The gamma-ray brightest days of the blazar 3C 454.3

TL;DR

This study analyzes the December 2009 gamma-ray flare of blazar 3C 454.3, revealing correlated multi-wavelength fluxes, a quadratic flux relationship, and jet power exceeding accretion luminosity, modeled with a simple synchrotron inverse Compton framework.

Contribution

It provides the first simultaneous multi-wavelength spectral energy distributions during a major flare and demonstrates the jet power surpasses accretion power, with a simple model explaining the flux correlations.

Findings

Optical, X-ray, and gamma-ray fluxes are correlated.

Gamma-ray flux varies quadratically with optical flux.

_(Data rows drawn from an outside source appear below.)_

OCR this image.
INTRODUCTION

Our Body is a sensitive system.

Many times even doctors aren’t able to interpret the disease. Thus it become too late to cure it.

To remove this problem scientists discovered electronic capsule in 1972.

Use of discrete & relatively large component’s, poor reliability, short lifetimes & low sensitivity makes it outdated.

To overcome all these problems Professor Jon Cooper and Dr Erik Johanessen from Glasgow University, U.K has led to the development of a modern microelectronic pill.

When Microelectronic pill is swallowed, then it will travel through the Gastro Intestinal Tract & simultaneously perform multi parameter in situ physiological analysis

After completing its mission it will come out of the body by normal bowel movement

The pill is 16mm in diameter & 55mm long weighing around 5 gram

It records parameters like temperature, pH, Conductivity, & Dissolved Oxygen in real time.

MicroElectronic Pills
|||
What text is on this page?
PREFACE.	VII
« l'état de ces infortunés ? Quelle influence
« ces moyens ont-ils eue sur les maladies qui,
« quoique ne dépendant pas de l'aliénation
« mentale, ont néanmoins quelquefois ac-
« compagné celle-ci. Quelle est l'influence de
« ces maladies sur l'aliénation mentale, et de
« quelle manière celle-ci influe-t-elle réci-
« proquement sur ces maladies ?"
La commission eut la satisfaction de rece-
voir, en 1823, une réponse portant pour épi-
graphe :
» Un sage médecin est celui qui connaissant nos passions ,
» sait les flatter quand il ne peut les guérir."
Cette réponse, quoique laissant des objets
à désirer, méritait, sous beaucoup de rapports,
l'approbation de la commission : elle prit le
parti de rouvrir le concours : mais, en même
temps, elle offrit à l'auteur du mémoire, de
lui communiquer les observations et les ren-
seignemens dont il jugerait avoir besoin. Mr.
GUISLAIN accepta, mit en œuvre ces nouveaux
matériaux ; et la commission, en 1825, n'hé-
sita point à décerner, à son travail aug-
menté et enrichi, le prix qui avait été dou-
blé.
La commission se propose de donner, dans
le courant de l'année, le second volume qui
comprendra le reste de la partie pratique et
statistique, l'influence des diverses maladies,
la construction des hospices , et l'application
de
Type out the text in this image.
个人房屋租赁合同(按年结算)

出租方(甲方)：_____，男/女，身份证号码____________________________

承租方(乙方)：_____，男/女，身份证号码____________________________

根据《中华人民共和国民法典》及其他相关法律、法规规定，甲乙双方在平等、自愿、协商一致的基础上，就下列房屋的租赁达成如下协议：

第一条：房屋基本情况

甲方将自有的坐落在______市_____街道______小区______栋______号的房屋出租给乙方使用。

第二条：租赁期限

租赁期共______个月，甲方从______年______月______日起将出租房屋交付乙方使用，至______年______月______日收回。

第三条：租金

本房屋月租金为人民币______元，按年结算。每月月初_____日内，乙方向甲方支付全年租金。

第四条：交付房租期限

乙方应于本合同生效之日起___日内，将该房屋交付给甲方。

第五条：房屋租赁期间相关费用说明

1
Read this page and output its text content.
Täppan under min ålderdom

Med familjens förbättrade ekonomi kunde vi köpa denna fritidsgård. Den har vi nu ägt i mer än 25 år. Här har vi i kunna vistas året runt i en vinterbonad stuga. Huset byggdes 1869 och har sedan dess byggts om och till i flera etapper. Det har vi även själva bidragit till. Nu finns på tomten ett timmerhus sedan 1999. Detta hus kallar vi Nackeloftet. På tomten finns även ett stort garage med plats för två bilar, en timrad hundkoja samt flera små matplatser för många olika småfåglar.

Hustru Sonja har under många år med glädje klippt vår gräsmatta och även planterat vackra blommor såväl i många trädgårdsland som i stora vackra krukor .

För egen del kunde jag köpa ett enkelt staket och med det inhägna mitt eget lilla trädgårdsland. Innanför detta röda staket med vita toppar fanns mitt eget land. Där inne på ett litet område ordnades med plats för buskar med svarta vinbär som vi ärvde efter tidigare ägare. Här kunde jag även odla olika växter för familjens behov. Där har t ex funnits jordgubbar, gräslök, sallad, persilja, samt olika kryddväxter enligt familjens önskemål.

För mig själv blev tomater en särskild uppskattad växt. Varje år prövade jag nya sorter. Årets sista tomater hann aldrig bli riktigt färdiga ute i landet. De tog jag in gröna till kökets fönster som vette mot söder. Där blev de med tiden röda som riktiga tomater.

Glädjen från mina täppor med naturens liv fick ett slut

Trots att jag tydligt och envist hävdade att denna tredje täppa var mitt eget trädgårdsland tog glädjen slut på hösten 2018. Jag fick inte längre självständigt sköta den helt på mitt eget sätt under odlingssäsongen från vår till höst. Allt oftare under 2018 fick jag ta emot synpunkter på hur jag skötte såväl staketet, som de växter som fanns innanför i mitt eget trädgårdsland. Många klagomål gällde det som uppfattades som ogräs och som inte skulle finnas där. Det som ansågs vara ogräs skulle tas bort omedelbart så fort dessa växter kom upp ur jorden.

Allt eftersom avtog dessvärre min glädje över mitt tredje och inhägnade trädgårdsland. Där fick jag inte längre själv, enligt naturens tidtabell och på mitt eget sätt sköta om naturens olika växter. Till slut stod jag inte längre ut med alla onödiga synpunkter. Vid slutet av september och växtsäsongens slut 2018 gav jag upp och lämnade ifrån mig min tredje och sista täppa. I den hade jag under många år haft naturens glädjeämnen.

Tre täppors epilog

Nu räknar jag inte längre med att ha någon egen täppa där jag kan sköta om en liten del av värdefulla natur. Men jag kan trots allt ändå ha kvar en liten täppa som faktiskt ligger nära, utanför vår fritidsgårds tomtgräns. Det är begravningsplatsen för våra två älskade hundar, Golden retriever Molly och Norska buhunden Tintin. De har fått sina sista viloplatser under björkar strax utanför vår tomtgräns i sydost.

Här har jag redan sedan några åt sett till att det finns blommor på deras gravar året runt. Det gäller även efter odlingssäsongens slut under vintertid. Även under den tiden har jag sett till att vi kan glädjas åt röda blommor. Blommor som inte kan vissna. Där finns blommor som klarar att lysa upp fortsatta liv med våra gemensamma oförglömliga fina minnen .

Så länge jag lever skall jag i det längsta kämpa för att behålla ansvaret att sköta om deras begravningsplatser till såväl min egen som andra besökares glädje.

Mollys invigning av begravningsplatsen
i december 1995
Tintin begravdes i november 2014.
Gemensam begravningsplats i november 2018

Jet power during the flare exceeds accretion disk luminosity.

Abstract

In the first week of December 2009, the blazar 3C 454.3 became the brightest high energy source in the sky. Its photon flux reached and surpassed the level of 1e-5 ph/cm2/s above 100 MeV. The Swift satellite observed the source several times during the period of high gamma-ray flux, and we can construct really simultaneous spectral energy distributions (SED) before, during, and after the luminosity peak. Our main findings are: i) the optical, X-ray and gamma-ray fluxes correlate; ii) the gamma-ray flux varies quadratically (or even more) with the optical flux; iii) a simple one-zone synchrotron inverse Compton model can account for all the considered SED; iv) in this framework the gamma-ray vs optical flux correlation can be explained if the magnetic field is slightly fainter when the overall jet luminosity is stronger; v) the power that the jet spent to produce the peak gamma-ray luminosity is of the same order, or larger, than the accretion disk luminosity. During the flare, the total jet power surely surpassed the accretion power.